Within this context, the view that stock markets influence Bitcoin flows is gaining credibility.
The capital flow data on the crypto market in particular reinforces this dynamic. In the same monthly period, approximately $300 billion in digital assets arrived, pushing the TOTAL market cap above $2.6 trillion.
While notable, these inflows remain modest compared to equity market inflows, suggesting that liquidity dominance currently favors traditional risk assets.
Naturally, the most important question arises: is Bitcoin’s breakout above the $85,000 resistance level on hold?
The strength of STRC fuels expectations of corporate Bitcoin accumulation
Given Bitcoin’s growing institutional momentum, the strength of the stock market creates a double liquidity effect.
On the one hand, capital rotation into stocks limits immediate cryptocurrency inflows, limiting Bitcoin’s short-term expansion.
On the other hand, stronger liquidity on Wall Street improves the environment for raising capital for corporate Bitcoin government bonds, indirectly supporting BTC’s future accumulation.
The Stretch Index (STRC), associated with Strategy (MSTR), reflects this relationship in real time. In a recent post on
Despite visible supply overhead, STRC continues to trade tightly around this range, suggesting strong institutional demand is absorbing available supply even as broader crypto market liquidity appears limited.


As a result, the markets took off quickly anticipatory a potential upside move in STRC.
Historically, sustained trading activity around the $100 threshold has coincided with increased Bitcoin purchasing as capital raised through STRC-linked flows was deployed into BTC.
With stocks gaining momentum amid strong inflows, improving market conditions could support further Bitcoin accumulation as STRC remains strong around this level.

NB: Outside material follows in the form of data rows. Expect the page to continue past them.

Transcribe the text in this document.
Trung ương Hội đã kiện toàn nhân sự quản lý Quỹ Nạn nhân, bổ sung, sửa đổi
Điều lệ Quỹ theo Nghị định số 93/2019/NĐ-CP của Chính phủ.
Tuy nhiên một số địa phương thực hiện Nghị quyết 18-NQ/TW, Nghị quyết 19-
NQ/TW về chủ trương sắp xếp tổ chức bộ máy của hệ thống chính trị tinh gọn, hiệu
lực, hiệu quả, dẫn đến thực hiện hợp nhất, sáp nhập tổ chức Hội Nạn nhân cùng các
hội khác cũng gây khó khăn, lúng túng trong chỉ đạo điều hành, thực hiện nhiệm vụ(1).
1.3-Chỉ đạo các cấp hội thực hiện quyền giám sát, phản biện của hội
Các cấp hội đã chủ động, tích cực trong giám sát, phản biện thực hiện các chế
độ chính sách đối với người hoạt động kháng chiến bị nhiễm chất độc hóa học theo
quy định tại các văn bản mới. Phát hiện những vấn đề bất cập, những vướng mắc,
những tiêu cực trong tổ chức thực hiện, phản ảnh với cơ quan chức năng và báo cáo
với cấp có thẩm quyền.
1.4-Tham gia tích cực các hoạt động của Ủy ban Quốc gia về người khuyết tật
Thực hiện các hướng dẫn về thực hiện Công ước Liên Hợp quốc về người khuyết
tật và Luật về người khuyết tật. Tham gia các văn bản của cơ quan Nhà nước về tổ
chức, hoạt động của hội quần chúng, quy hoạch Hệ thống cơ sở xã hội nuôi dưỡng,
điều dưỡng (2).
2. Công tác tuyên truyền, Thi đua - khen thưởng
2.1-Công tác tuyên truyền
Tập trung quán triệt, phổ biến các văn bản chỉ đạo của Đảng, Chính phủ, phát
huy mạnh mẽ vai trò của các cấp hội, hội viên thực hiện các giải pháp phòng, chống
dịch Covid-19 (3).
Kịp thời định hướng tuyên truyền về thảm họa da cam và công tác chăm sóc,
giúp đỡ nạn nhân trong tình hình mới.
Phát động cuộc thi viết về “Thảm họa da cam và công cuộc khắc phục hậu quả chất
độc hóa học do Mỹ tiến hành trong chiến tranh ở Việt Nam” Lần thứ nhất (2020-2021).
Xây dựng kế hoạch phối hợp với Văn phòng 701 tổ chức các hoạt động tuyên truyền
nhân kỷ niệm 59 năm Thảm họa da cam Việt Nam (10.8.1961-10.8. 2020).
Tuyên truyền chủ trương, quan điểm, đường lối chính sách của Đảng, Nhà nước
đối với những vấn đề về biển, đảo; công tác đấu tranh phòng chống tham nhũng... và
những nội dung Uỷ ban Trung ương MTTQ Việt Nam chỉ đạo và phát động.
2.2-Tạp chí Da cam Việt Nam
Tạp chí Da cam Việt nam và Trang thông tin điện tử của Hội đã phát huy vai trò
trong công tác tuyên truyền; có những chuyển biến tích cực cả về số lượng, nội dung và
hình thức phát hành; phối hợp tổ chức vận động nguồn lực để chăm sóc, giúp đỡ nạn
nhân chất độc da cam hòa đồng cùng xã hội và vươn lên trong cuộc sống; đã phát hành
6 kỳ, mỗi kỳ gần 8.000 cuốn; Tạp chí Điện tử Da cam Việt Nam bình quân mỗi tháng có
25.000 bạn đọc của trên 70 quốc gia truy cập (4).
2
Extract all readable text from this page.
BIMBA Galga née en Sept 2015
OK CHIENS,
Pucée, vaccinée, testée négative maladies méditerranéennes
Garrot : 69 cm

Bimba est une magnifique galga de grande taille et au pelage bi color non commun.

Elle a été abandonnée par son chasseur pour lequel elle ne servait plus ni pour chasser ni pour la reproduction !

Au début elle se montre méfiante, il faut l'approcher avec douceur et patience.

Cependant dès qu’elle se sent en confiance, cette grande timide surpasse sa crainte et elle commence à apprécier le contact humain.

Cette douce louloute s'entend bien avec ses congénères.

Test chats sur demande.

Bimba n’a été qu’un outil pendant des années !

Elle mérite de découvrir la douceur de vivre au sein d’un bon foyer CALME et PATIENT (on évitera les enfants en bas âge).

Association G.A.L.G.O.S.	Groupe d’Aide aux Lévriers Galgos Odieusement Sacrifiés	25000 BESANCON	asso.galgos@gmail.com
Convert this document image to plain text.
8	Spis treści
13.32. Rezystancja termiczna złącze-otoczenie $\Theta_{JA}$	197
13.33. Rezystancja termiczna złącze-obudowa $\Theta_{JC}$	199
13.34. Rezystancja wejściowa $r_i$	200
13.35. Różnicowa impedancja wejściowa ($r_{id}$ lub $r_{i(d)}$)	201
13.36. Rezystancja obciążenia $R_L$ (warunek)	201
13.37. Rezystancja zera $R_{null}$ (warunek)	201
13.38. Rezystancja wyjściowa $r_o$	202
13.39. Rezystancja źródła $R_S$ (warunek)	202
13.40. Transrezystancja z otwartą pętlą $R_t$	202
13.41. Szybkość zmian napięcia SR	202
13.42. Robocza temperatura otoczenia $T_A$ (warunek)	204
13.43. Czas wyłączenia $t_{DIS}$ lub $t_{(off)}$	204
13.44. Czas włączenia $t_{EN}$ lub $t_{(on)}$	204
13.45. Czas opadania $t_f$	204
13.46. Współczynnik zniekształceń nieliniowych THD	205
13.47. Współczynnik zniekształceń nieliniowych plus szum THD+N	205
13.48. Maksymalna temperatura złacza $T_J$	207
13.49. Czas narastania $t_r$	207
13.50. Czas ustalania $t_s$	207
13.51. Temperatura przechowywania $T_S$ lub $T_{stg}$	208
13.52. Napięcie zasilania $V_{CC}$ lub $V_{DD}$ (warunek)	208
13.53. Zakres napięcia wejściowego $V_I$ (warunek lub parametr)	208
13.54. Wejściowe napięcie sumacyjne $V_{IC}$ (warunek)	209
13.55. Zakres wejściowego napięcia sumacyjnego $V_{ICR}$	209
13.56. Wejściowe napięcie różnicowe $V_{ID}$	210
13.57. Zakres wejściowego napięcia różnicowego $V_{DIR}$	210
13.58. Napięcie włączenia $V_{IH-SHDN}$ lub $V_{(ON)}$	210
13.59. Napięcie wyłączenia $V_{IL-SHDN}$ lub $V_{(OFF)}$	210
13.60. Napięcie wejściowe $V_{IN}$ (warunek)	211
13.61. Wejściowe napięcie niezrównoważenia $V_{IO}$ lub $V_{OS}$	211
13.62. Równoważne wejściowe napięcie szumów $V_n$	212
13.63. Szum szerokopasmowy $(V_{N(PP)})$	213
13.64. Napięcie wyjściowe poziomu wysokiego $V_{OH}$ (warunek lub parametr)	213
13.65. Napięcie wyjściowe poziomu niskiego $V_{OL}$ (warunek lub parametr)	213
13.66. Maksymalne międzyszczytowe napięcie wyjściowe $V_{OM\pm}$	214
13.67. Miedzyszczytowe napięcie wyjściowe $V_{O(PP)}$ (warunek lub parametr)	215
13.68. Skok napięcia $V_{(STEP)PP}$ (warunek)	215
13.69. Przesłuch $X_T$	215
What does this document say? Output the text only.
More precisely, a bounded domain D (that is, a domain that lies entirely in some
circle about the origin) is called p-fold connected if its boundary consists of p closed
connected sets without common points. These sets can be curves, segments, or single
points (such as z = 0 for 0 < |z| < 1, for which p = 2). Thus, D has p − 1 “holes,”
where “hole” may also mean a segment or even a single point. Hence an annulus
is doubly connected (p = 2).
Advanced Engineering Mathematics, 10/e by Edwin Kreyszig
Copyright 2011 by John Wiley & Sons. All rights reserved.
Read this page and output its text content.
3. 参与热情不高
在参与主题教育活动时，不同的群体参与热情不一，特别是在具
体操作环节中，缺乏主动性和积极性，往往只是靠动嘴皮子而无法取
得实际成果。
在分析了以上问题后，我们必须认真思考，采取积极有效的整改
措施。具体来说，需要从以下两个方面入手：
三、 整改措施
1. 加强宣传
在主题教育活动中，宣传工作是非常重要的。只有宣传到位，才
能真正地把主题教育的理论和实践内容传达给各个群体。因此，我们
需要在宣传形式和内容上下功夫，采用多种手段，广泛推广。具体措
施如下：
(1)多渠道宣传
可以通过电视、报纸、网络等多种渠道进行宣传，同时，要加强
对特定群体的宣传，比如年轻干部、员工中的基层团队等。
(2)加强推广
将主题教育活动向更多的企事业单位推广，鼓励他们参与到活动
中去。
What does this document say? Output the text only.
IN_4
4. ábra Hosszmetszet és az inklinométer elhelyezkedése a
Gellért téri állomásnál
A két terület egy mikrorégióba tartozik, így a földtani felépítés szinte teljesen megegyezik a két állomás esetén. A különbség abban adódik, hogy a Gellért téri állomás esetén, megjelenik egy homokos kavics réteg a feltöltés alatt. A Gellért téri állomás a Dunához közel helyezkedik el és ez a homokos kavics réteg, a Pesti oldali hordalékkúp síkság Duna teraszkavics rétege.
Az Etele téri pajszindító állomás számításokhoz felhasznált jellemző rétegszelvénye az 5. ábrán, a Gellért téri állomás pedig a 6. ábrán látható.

This in turn strengthens the case for a Bitcoin breakout above $85,000 despite limited crypto liquidity.
Final summary
- Stock markets absorb most of the liquidity, slowing Bitcoin’s breakout as capital rotation favors traditional risky assets.
- STRC’s strength signals potential corporate BTC buying, suggesting Bitcoin could still break above $85,000 as institutional accumulation increases.